Amid quite a bit of fan-fare and no little amount of paper shuffling, the compost worms arrived about 3 weeks ago to begin their job of munching their way through vast quantities of organic waste, and reproducing ad infinitum....hopefully. This project would have been in no way possible without efforts on both the Australian side and the Egyptian end, particularly the Ministry of Agriculture and Land Reclamation. Contrary to the popular opinion that working with government results in going nowhere fast, the clearance papers were drummed up in less than 2 days, when the Australian Quarantine people requested more than my verbal declaration that "it was all organised in Egypt, no problem" to export the worms, and in less than 2 days of arrival the worms had cleared Egyptian quarantine, albeit with over one hundred signatures accompanying their release!
It might however, have been better, if the worms had not made it quite so quickly out of quarantine....The first evening the worm bed was attacked by a pack of dogs, so on arrival in the morning there were large quantities of dried out worms dispersed dead or dying in the pit that had been constructed. We rescued the remaining worms and built them the equivalent of a brick barbecue about a metre high, 1 wide and about 2 metres long, covered during daylight hours with recycled white foam trays, and during the evening with an old cast-iron piece of fencing that needed four people to shift.
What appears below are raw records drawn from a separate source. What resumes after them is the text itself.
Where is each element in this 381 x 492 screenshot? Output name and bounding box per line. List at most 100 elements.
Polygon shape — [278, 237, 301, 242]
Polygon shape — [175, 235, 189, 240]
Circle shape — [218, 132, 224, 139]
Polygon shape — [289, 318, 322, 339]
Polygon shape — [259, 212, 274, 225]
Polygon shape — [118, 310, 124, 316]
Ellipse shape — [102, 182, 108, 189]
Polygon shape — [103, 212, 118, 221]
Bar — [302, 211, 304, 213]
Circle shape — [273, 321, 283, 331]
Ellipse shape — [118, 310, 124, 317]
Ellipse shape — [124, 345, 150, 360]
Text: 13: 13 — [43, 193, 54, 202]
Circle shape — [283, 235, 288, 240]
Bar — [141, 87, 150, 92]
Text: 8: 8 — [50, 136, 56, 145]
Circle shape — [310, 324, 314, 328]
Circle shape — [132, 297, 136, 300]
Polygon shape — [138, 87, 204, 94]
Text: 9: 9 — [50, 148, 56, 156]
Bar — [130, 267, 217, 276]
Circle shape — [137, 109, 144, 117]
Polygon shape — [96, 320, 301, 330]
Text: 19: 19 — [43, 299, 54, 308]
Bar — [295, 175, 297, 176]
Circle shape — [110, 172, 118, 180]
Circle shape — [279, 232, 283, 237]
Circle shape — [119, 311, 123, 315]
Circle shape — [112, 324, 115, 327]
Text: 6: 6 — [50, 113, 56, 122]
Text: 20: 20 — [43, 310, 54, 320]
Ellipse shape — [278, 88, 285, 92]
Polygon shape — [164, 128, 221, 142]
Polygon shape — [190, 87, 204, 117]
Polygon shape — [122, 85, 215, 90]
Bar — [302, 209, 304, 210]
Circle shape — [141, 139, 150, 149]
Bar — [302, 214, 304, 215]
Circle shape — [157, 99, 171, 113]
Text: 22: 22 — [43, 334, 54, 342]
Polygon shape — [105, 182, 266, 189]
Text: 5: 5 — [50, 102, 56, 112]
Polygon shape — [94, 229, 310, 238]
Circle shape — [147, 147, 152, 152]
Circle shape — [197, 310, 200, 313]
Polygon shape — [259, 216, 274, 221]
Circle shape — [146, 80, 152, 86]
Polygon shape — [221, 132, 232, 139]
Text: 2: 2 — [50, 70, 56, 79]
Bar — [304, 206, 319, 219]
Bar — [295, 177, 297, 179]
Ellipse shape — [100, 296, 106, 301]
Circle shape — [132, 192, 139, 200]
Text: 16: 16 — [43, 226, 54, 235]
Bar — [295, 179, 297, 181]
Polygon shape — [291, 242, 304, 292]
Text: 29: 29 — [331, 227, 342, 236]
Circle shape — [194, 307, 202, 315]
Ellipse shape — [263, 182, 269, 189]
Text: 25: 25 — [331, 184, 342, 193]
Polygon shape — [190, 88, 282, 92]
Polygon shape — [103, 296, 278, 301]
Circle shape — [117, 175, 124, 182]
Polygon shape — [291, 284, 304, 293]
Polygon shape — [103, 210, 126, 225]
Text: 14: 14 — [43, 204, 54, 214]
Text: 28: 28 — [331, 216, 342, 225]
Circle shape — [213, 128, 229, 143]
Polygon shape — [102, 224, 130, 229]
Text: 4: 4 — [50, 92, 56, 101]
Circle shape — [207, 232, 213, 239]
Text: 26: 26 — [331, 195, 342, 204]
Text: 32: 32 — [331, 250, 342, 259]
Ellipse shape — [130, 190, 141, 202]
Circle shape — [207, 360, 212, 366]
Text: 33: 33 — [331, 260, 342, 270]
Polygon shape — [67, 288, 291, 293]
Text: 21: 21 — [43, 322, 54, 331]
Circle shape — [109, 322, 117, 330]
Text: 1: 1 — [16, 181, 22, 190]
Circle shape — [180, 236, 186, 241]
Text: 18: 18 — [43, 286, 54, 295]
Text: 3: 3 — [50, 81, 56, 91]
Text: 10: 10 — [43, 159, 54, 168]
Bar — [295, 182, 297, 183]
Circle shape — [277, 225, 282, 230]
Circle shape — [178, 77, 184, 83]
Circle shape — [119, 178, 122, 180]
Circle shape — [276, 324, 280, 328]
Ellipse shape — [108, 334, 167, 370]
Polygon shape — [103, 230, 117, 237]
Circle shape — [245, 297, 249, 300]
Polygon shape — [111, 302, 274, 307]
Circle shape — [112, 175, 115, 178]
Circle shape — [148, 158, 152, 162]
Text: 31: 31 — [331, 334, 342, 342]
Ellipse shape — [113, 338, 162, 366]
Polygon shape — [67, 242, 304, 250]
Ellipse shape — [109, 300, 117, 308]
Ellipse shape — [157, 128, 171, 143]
The iron grid proved sufficient to keep the dogs at bay, however meant that at least 4 people had to be about every morning to check on the worms. So after a week of heaving iron, an less heavy 2-person dark green cover was located. Very good in theory, until the day that nobody checked on the worms and the temperatures hit 35 degrees. As luck would have it, I had also put in a sprinkling of lovely new rabbit droppings the night before. The ammonia sky-rocketed, the worms dived, and the top surface layers of the bed were hot enough to cook an egg.....needless to say that meant a few more worms expired. A lesson in the dynamics of solar energy!
Happily, yesterday we achieved our first bed separation - the worm numbers have outgrown their original bed so we created three new beds and 3 breeding beds. The only problem is the breeding beds are only 10cm high, and tomorrow's temperatures are expected to top 40 degrees! Looks like I won't be staying that long at the Earth Day event....
Earth Day here in Egypt is sponsored by CSA who kindly have agreed to a display of worms and a demonstration on how to green your roof and produce your own food, using recycled material to create a rooftop or balcony garden. Naturally, worm castings and worm tea form the basis for the plants' food.
We have also included some 20 odd tips for how to reduce, reuse, recycle and recover energy from household waste, for visitors to the Earth Day Event to take home and place somewhere prominent in their dwellings.
The EEAA proposal is still just that - a proposal. It seems we need at least two agencies to sit together, and trying to get either to first pick up the phone to make the appointment is easier said than done. So efforts have been directed to helping existing community based waste management efforts, by either locating low cost technology for recycling the nasties such as plastic and cigarette butts, in ways which are environmentally friendly and result in more energy output than input to convert, as well as training in worm husbandry!
We are also to begin making expanded clay from ground brown glass, and bricks from plastic. A bone-grinder is due to arrive in the next few weeks in which to crush these materials. GTZ, the Geman arm of technology transfer, funded a project in Argentina on producing plastic bricks, and have agreed to pass on the technology - hopefully soon. We will start experimenting anyway!
Meetings with larger corporations on how to improve energy efficiency and achieve zero waste have been progressing very well. There is a lot of enthusiasm at the corporate level to go "green" especially if it makes economic sense.
Wadi Environmental Sciences Centre, a non profit organisation which runs hands-on science based experiments to help children better understand environmental impacts, is presenting World Environment Day with the British Council, based around 6 topics including Air, Water, Health under the theme "Kick the Habit". Collaboration has been going well, with lots of ideas for hands-on activities during the day being generated.
What can you do with your left-over plastic bags? Here are some ideas:
1. Iron the bags together between two sheets of paper until about 8 layers thick. When you have about 1 metre square of "material" cut a hole for your head and hey presto, a rain poncho.
2. Cut the grips of the plastic bag and open it out into one piece. Fold over and roll into a long tube. Cut 1cm strips from the tube and tie the ends together. Wrap this "twine" around an old toilet paper roll, and knit or crochet into a place mat, carry bag, even sandals.